On negative results concerning weak-Hardy means

TL;DR

This paper establishes a test to determine when a mean does not have the weak-Hardy property and proves that, under certain conditions, the Hardy and weak-Hardy properties are equivalent for specific classes of means.

Contribution

The paper introduces a test for non-weak-Hardy means and shows the equivalence of Hardy and weak-Hardy properties for homogeneous, symmetric, repetition invariant, Jensen concave means.

Findings

Hardy and weak-Hardy properties are equivalent under specified conditions.

A criterion to identify non-weak-Hardy means is established.

The equivalence is proven for means on bR_+ with certain invariance and concavity properties.

Abstract

We establish the test which allows to show that a mean does not admit a weak-Hardy property.

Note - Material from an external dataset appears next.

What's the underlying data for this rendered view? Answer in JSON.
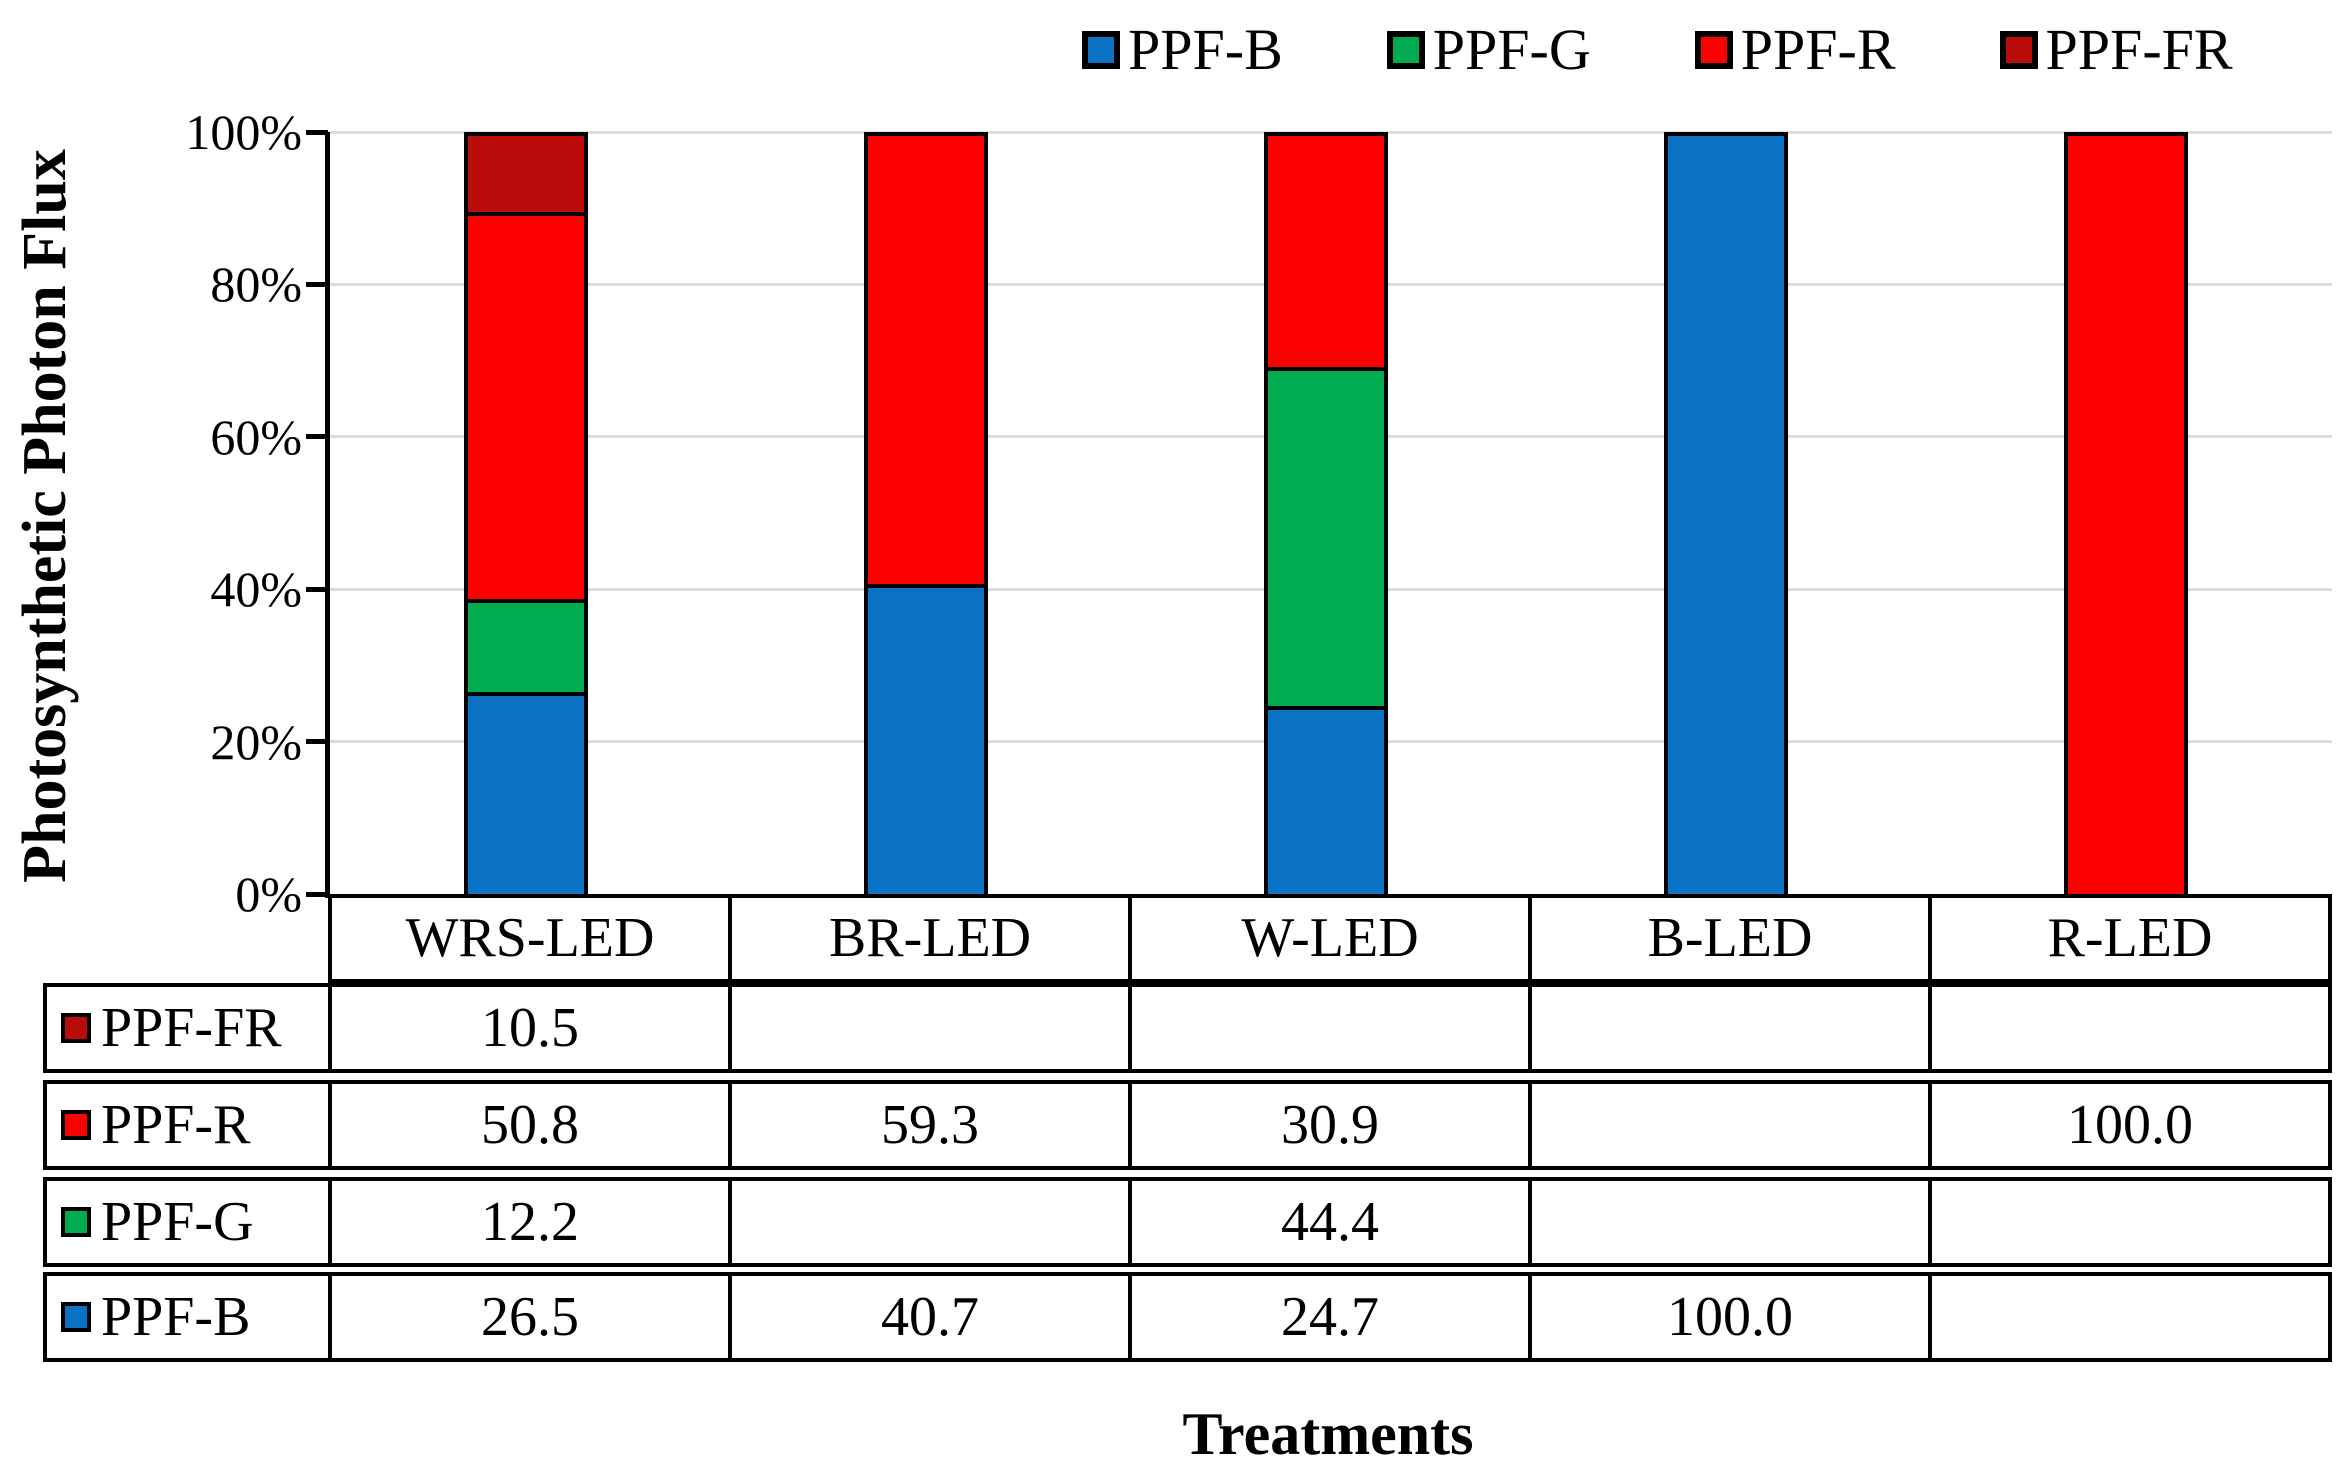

As a result we prove that Hardy and weak-Hardy properties are equivalent in the class of homogeneous, symmetric, repetition invariant, and Jensen concave mean on $\mathbb{R}_+$. More precisely, for every mean $\mathscr{M} \colon \bigcup_{n=1}^\infty \mathbb{R}_+^n \to \mathbb{R}$ as above, the inequality $$\mathscr{M}(a_1)+\mathscr{M}(a_1,a_2)+\dots<\infty$$ holds for all $a \in \ell^1(\mathbb{R}_+)$ if and only if there exists a positive, real constant $C$ (depending only on $\mathscr{M}$) such that $$\mathscr{M}(a_1)+\mathscr{M}(a_1,a_2)+\dots<C \cdot (a_1+a_2+\cdots)$$ for every sequence $a \in \ell^1(\mathbb{R}_+)$.